Ainsi, la hausse du produit intérieur brut (PIB) va fortement décélérer, de 2,6% en 2022 à 0,3% en 2023, selon le scénario "le plus probable" retenu pour les projections macroéconomiques des trois prochaines années de la banque centrale française.
Ce tassement sera suivi d'un rebond à 1,2% en 2024 – moins que le +1,8% anticipé précédemment, car "l'hiver 2023-24 pourrait encore être un peu compliqué dans le contexte de la crise énergétique", selon son directeur général, Olivier Garnier.
Mais la reprise se poursuivra en 2025 avec une croissance attendue à 1,8%. A cet horizon, le chômage, qui connaîtrait une hausse "temporaire" à plus de 8% sur la période, commencerait à refluer.
Confrontée à "un choc extérieur majeur" avec la guerre en Ukraine, l'économie française "manifeste une certaine résilience" et, une fois le trou d'air de 2023 passé, "s’adaptera ensuite à cette nouvelle donne", a fait valoir le gouverneur de la Banque de France François Villeroy de Galhau, dans un entretien au Journal du Dimanche.
Flambée alimentaire
Ces prévisions restent toutefois à prendre avec des pincettes, au vu des "grandes incertitudes" qui pèse sur l'économie française et européenne, a-t-il relevé.
De ce fait, la Banque de France publie pour l'an prochain une fourchette de l'évolution du PIB comprise entre -0,3% et +0,8%.
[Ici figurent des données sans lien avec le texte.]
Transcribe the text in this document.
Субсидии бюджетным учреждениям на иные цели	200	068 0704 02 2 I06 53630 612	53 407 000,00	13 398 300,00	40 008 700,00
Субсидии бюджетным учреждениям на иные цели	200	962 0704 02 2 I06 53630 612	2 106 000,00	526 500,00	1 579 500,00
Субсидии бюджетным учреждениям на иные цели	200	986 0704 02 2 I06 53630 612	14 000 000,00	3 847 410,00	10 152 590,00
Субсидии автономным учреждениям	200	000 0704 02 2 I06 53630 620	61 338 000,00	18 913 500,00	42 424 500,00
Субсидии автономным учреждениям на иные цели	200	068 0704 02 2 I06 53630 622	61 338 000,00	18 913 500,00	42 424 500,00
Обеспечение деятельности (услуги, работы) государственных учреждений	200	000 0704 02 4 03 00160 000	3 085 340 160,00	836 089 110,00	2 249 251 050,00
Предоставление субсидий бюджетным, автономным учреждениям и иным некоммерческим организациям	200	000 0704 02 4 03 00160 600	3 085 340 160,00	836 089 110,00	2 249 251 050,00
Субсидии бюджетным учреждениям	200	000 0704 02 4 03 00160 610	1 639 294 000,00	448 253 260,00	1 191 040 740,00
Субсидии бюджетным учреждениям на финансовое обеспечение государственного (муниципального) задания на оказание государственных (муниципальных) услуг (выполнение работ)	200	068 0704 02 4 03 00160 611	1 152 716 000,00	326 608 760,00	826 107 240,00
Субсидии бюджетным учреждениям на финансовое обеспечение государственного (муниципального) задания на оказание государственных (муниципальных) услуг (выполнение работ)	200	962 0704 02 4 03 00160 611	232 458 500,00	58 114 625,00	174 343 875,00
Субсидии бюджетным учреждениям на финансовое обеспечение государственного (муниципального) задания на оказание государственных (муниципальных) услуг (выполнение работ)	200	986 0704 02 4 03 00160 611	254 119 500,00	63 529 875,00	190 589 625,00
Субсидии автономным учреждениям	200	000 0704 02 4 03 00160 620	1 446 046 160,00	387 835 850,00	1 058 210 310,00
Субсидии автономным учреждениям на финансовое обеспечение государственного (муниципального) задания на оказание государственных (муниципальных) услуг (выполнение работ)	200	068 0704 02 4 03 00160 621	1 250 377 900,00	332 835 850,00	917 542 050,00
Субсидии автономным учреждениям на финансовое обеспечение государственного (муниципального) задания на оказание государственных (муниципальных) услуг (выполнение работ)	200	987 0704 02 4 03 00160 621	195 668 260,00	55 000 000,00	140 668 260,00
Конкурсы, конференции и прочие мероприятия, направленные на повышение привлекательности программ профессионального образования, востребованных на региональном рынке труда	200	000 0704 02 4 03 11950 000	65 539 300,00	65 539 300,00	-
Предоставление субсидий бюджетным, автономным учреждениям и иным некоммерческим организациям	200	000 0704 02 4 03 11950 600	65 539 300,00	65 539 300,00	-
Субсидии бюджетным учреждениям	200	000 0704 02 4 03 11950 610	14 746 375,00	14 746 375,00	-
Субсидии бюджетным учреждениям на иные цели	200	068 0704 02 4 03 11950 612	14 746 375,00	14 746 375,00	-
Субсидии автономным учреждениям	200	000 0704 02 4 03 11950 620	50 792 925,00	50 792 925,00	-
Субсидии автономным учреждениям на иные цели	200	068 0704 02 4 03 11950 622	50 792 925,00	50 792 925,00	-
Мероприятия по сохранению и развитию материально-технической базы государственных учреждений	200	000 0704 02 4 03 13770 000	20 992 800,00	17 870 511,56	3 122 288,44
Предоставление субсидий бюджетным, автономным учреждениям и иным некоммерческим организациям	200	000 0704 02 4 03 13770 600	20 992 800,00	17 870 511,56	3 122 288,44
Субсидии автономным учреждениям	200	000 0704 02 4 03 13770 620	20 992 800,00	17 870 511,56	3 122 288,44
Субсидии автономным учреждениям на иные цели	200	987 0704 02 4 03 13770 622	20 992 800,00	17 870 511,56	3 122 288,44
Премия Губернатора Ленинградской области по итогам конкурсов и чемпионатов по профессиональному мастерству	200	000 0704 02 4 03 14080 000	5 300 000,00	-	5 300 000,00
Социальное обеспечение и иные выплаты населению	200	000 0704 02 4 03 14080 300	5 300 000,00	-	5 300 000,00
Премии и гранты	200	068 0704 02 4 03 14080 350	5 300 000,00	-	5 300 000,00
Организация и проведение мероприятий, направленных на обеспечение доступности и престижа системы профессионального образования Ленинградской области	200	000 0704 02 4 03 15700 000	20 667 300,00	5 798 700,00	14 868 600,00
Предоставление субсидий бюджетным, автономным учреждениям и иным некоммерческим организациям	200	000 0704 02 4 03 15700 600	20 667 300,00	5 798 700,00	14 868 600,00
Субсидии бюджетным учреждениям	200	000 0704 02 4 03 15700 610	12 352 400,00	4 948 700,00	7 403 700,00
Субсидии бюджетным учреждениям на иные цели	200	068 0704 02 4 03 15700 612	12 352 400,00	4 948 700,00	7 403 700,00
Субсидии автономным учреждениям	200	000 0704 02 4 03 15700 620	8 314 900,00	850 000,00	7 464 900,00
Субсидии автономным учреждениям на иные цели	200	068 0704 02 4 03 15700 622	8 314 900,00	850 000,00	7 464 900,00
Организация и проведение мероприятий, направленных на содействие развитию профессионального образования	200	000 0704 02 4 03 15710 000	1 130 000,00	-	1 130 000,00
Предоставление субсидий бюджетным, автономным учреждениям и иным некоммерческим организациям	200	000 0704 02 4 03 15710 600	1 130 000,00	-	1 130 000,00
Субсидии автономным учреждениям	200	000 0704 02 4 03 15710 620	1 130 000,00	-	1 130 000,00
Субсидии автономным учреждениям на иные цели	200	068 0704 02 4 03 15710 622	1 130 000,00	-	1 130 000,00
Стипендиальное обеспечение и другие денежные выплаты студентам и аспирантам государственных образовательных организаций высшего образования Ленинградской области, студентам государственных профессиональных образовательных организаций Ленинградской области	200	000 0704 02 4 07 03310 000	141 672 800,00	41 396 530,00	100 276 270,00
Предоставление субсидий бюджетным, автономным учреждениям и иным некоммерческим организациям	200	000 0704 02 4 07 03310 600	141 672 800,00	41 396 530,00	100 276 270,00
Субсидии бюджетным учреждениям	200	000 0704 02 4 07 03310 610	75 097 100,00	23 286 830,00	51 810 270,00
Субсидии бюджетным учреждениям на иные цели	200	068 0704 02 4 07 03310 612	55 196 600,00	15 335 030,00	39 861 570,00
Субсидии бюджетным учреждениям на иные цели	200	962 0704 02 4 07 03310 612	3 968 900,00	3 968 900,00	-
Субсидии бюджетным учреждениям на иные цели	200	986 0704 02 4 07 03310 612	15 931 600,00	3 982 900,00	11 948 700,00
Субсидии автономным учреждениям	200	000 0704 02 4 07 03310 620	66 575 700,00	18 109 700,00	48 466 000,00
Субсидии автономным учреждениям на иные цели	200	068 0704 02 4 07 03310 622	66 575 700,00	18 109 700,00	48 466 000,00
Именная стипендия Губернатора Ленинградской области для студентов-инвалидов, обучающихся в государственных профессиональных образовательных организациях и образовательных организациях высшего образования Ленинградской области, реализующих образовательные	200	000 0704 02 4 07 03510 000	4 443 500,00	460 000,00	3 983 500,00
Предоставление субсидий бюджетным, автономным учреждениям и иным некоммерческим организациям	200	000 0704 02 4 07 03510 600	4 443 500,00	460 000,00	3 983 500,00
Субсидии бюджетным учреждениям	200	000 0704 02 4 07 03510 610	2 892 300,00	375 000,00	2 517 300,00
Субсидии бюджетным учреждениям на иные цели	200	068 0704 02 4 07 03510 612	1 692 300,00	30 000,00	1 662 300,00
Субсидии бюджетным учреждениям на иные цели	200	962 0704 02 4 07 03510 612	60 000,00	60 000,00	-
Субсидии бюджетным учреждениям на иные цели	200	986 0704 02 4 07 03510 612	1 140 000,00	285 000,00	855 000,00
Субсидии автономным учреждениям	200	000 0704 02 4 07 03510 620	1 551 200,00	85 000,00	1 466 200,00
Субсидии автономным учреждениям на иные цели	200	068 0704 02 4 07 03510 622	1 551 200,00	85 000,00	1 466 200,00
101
Dans tous les cas, l'institution se montre plus pessimiste que le gouvernement, qui prévoit 2,7% de croissance pour cette année et 1% en 2023.
"On n'exclut pas une récession, mais s'il y a récession, elle sera limitée et temporaire", a estimé Olivier Garnier. A plus long terme, sur "2024-28", a-t-il ajouté, "on revient sur une croissance qui rejoint la croissance potentielle de l'économie française", c'est-à-dire celle qu'elle peut maintenir à long terme.
S'ils vont quelque peu s'assagir, les prix du pétrole et du gaz resteront élevés et continueront à nourrir l'inflation, comme les prix de l'alimentation qui se sont emballés aussi.
"Mais le pic de l’inflation devrait être atteint au cours du premier semestre 2023", estime le gouverneur de la Banque de France, l'institution prévoyant une hausse des prix à 7,3% fin 2022, avant de refluer à 4% en fin d'année prochaine et de revenir aux alentours de 2% vers fin 2024-25.
"L'inflation qui, au départ, était principalement due à l'énergie, est devenue non seulement plus haute mais plus large", a constaté Olivier Garnier. "En 2023, la contribution de l'alimentation est même plus forte sur la hausse en moyenne annuelle (des prix) que celle de l'énergie".
Déficit public «élevé»
Pour mesurer l'inflation, la Banque de France utilise l'indice des prix à la consommation harmonisé (IPCH), qui permet la comparaison entre pays européens et accorde une place plus importante aux prix de l'énergie que l'indice des prix à la consommation utilisé par l'Insee et le gouvernement français.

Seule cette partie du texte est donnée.